難しい話で、セシリアの理解力がついていかない。
「ムリだ、人間の冰力量はたかが知れてる、せいぜい数体のキメラを数十分動かして枯渇するよ」
「そうだ。この場合、ベルティスのような莫大な冰力量を持つ人間か、冰力を溜めこんだ大量の冰石を使用する二種類しかキメラを動かす手段がない。……ラムベットがシャロンという娘を間近で見るまでは、俺達もそれしかないと思っていたよ」
「シャロン……あの娘のスキルって確か……」
「『無限増幅炉』だ。通常の人間より冰力を作るスピードが十倍や二十倍ともいわれる超稀少スキル。俺達の推測が正しいならば、シャロンという娘はキメラ計画の要を担っている。それこそ、キメラを動かすための動力炉としてな」
「そんなことにお兄ちゃんがなんで協力してるんですか!?」
衝動的に立ち上がってしまい、フルーラに座りなと促された。
落ち着いて話を聞け、そういうことなのだろう。
「セシリア、聞いてきてくれないか。なぜベルティスが天の使徒と一緒にキメラを研究しているのか。それでもし可能ならば、彼にキメラ計画の参入をやめさせてほしい」
「…………聞いてきます。わたしなら、きっと何か答えてくれると思いますから」
「よし、これで決まりだな。俺はキメラの欠陥について証拠を集める。皇宮会議でキメラの欠陥の証拠を提示できれば、この計画は発動できない。皇族の許可がおりないからな」
こうして、やることは決まった。
竜卿公爵家と協力して、皇宮会議までにこの計画を破断させるようなキメラの欠陥を集める。セシリアは主に、ベルティスと話をして研究をやめさせる。

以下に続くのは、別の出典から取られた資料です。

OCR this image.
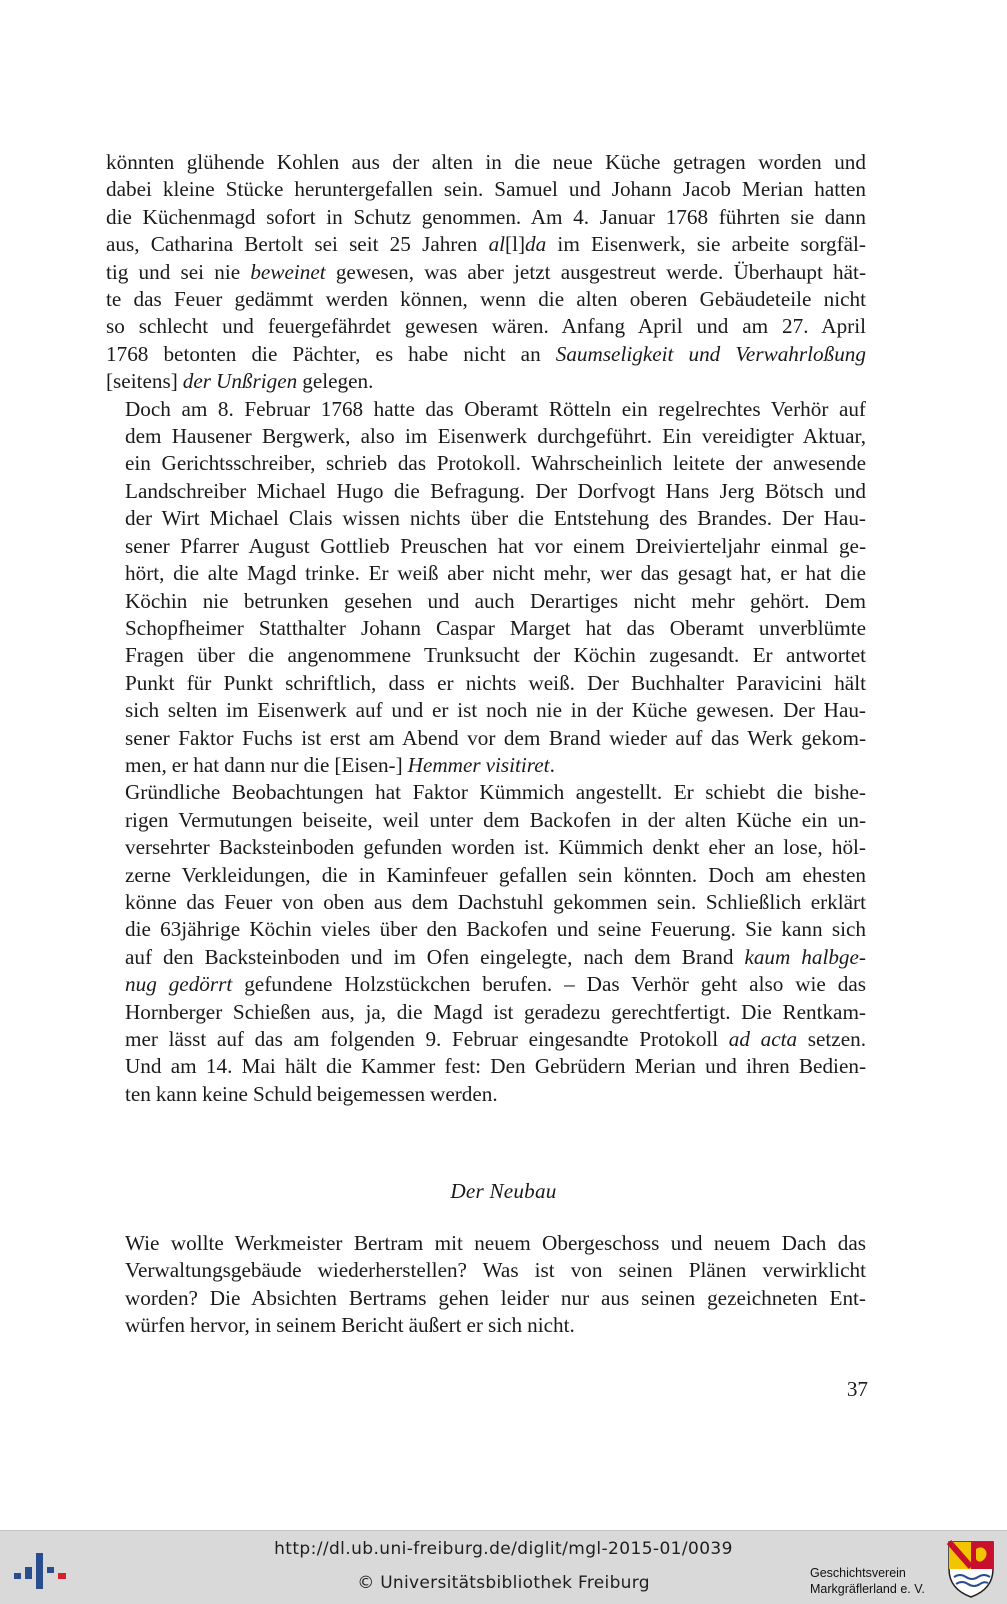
könnten glühende Kohlen aus der alten in die neue Küche getragen worden und
dabei kleine Stücke heruntergefallen sein. Samuel und Johann Jacob Merian hatten
die Küchenmagd sofort in Schutz genommen. Am 4. Januar 1768 führten sie dann
aus, Catharina Bertolt sei seit 25 Jahren al[l]da im Eisenwerk, sie arbeite sorgfäl-
tig und sei nie beweinet gewesen, was aber jetzt ausgestreut werde. Überhaupt hät-
te das Feuer gedämmt werden können, wenn die alten oberen Gebäudeteile nicht
so schlecht und feuergefährdet gewesen wären. Anfang April und am 27. April
1768 betonten die Pächter, es habe nicht an Saumseligkeit und Verwahrloßung
[seitens] der Unßrigen gelegen.

Doch am 8. Februar 1768 hatte das Oberamt Rötteln ein regelrechtes Verhör auf
dem Hausener Bergwerk, also im Eisenwerk durchgeführt. Ein vereidigter Aktuar,
ein Gerichtsschreiber, schrieb das Protokoll. Wahrscheinlich leitete der anwesende
Landschreiber Michael Hugo die Befragung. Der Dorfvogt Hans Jerg Bötsch und
der Wirt Michael Clais wissen nichts über die Entstehung des Brandes. Der Hau-
sener Pfarrer August Gottlieb Preuschen hat vor einem Dreivierteljahr einmal ge-
hört, die alte Magd trinke. Er weiß aber nicht mehr, wer das gesagt hat, er hat die
Köchin nie betrunken gesehen und auch Derartiges nicht mehr gehört. Dem
Schopfheimer Statthalter Johann Caspar Marget hat das Oberamt unverblümte
Fragen über die angenommene Trunksucht der Köchin zugesandt. Er antwortet
Punkt für Punkt schriftlich, dass er nichts weiß. Der Buchhalter Paravicini hält
sich selten im Eisenwerk auf und er ist noch nie in der Küche gewesen. Der Hau-
sener Faktor Fuchs ist erst am Abend vor dem Brand wieder auf das Werk gekom-
men, er hat dann nur die [Eisen-] Hemmer visitiret.

Gründliche Beobachtungen hat Faktor Kümmich angestellt. Er schiebt die bishe-
rigen Vermutungen beiseite, weil unter dem Backofen in der alten Küche ein un-
versehrter Backsteinboden gefunden worden ist. Kümmich denkt eher an lose, höl-
zerne Verkleidungen, die in Kaminfeuer gefallen sein könnten. Doch am ehesten
könne das Feuer von oben aus dem Dachstuhl gekommen sein. Schließlich erklärt
die 63jährige Köchin vieles über den Backofen und seine Feuerung. Sie kann sich
auf den Backsteinboden und im Ofen eingelegte, nach dem Brand kaum halbge-
nug gedörrt gefundene Holzstückchen berufen. – Das Verhör geht also wie das
Hornberger Schießen aus, ja, die Magd ist geradezu gerechtfertigt. Die Rentkam-
mer lässt auf das am folgenden 9. Februar eingesandte Protokoll ad acta setzen.
Und am 14. Mai hält die Kammer fest: Den Gebrüdern Merian und ihren Bedien-
ten kann keine Schuld beigemessen werden.

Der Neubau

Wie wollte Werkmeister Bertram mit neuem Obergeschoss und neuem Dach das
Verwaltungsgebäude wiederherstellen? Was ist von seinen Plänen verwirklicht
worden? Die Absichten Bertrams gehen leider nur aus seinen gezeichneten Ent-
würfen hervor, in seinem Bericht äußert er sich nicht.

37
http://dl.ub.uni-freiburg.de/diglit/mgl-2015-01/0039
© Universitätsbibliothek Freiburg	Geschichtsverein
Markgräflerland e. V.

「ま、セシリアちゃんがお兄様を止めたいのなら協力するわ。フルーラもそうでしょ?」
「まあね、もともとこういうイヤな予感がしてたから、縁談に反対してたわけだしさ」
フルーラも協力してくれるらしい。
グリは、調べ物があると言って行ってしまった。
そのあとセシリアとユナミルはベルティスと会う日を定め、少し長めの休みを養成所に申請した。